Le présent dossier n’abordera pas cet aspect aliénant de l’imagination. Mais il fallait ici l’évoquer pour saisir toute l’urgence et la portée du thème au cœur des grands enjeux de notre époque, de même que sa dimension politique, éthique et spirituelle. Car si l’imagination peut être instrumentalisée pour consolider la résignation à l’ordre établi, elle est avant tout la fidèle compagne de la liberté et de la joie de vivre. Elle célèbre la beauté de la vie et du monde sensible, et élève spontanément, en son nom, des barricades devant les assauts des forces conformistes et coercitives; elle le fait sous des formes poétiques, romanesques, artistiques, mais aussi politiques et sociales, comme autant d’insurrections de la liberté et d’épiphanies d’humanité. Elle entretient le printemps dans l’hiver des temps sombres et mornes d’une société hallucinée par les fantasmes de la puissance technique et financière. Elle maintient éveillée, sur le qui-vive, cette part de nous-mêmes tombée dans l’oubli ou occultée – et pourtant vitale – sous le fatras des marchandises et les diktats répétés des maîtres.
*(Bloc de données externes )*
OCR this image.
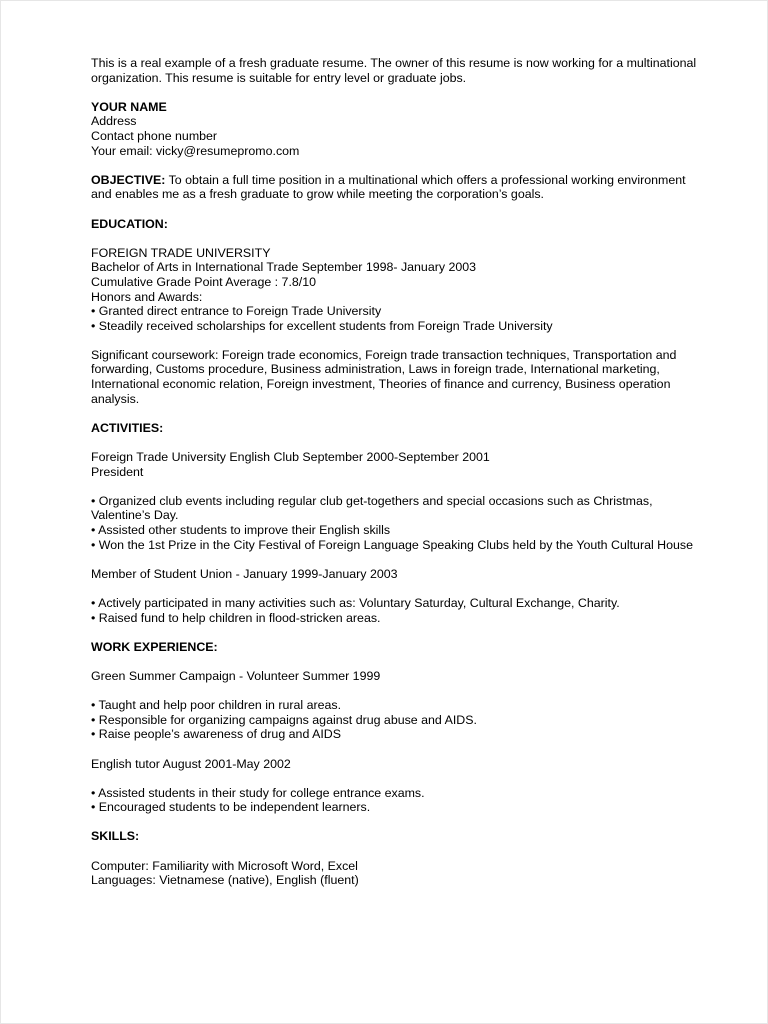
This is a real example of a fresh graduate resume. The owner of this resume is now working for a multinational organization. This resume is suitable for entry level or graduate jobs.

YOUR NAME

Address

Contact phone number

Your email: vicky@resumepromo.com

OBJECTIVE: To obtain a full time position in a multinational which offers a professional working environment and enables me as a fresh graduate to grow while meeting the corporation’s goals.

EDUCATION:

FOREIGN TRADE UNIVERSITY

Bachelor of Arts in International Trade September 1998- January 2003

Cumulative Grade Point Average : 7.8/10

Honors and Awards:

• Granted direct entrance to Foreign Trade University

• Steadily received scholarships for excellent students from Foreign Trade University

Significant coursework: Foreign trade economics, Foreign trade transaction techniques, Transportation and forwarding, Customs procedure, Business administration, Laws in foreign trade, International marketing, International economic relation, Foreign investment, Theories of finance and currency, Business operation analysis.

ACTIVITIES:

Foreign Trade University English Club September 2000-September 2001

President

• Organized club events including regular club get-togethers and special occasions such as Christmas, Valentine’s Day.

• Assisted other students to improve their English skills

• Won the 1st Prize in the City Festival of Foreign Language Speaking Clubs held by the Youth Cultural House

Member of Student Union - January 1999-January 2003

• Actively participated in many activities such as: Voluntary Saturday, Cultural Exchange, Charity.

• Raised fund to help children in flood-stricken areas.

WORK EXPERIENCE:

Green Summer Campaign - Volunteer Summer 1999

• Taught and help poor children in rural areas.

• Responsible for organizing campaigns against drug abuse and AIDS.

• Raise people’s awareness of drug and AIDS

English tutor August 2001-May 2002

• Assisted students in their study for college entrance exams.

• Encouraged students to be independent learners.

SKILLS:

Computer: Familiarity with Microsoft Word, Excel

Languages: Vietnamese (native), English (fluent)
C’est cette dimension émancipatrice de l’imagination que nous voulons visiter. Celle qui restitue la vie comme projet et le sens comme horizon de l’existence. Celle qui rappelle à l’homme et à la femme le souffle qui les anime, qui rend présent le monde qui les habite et qu’ils habitent – le corps comme « chair du monde ».
L’existence humaine est, en effet, radicalement imaginative. Nous entrons dans le monde assoiffés de sens, de signes et de paroles autant que de lait maternel. Vulnérables, dépourvus de défenses « naturelles », infiniment dépendants des autres durant de longues années, l’imagination pallie notre faiblesse et nous permet de faire face à la nature. La fragilité est la faille par où s’immisce notre humanité. Nous arrivons à vivre – à survivre – en imaginant, en projetant notre être en avant. En instituant un monde. En nous le représentant. En en parlant. L’humanisation est pour nous un projet vital. L’être humain est dans l’imagination comme un poisson dans l’eau, car son environnement est un monde médiatisé de sens, tissé de fils symboliques et langagiers qui lient historiquement entre eux les êtres, les choses, le sol, la Terre, l’univers. C’est ce que nous appelons la culture.
Prendre conscience de cette dimension constitutive de l’existence et de la société oriente nécessairement notre manière de se rapporter à soi, aux autres, au monde. Exister, c’est alors entrer dans le mystère du sens, s’efforcer de le comprendre. Habiter poétiquement la Terre.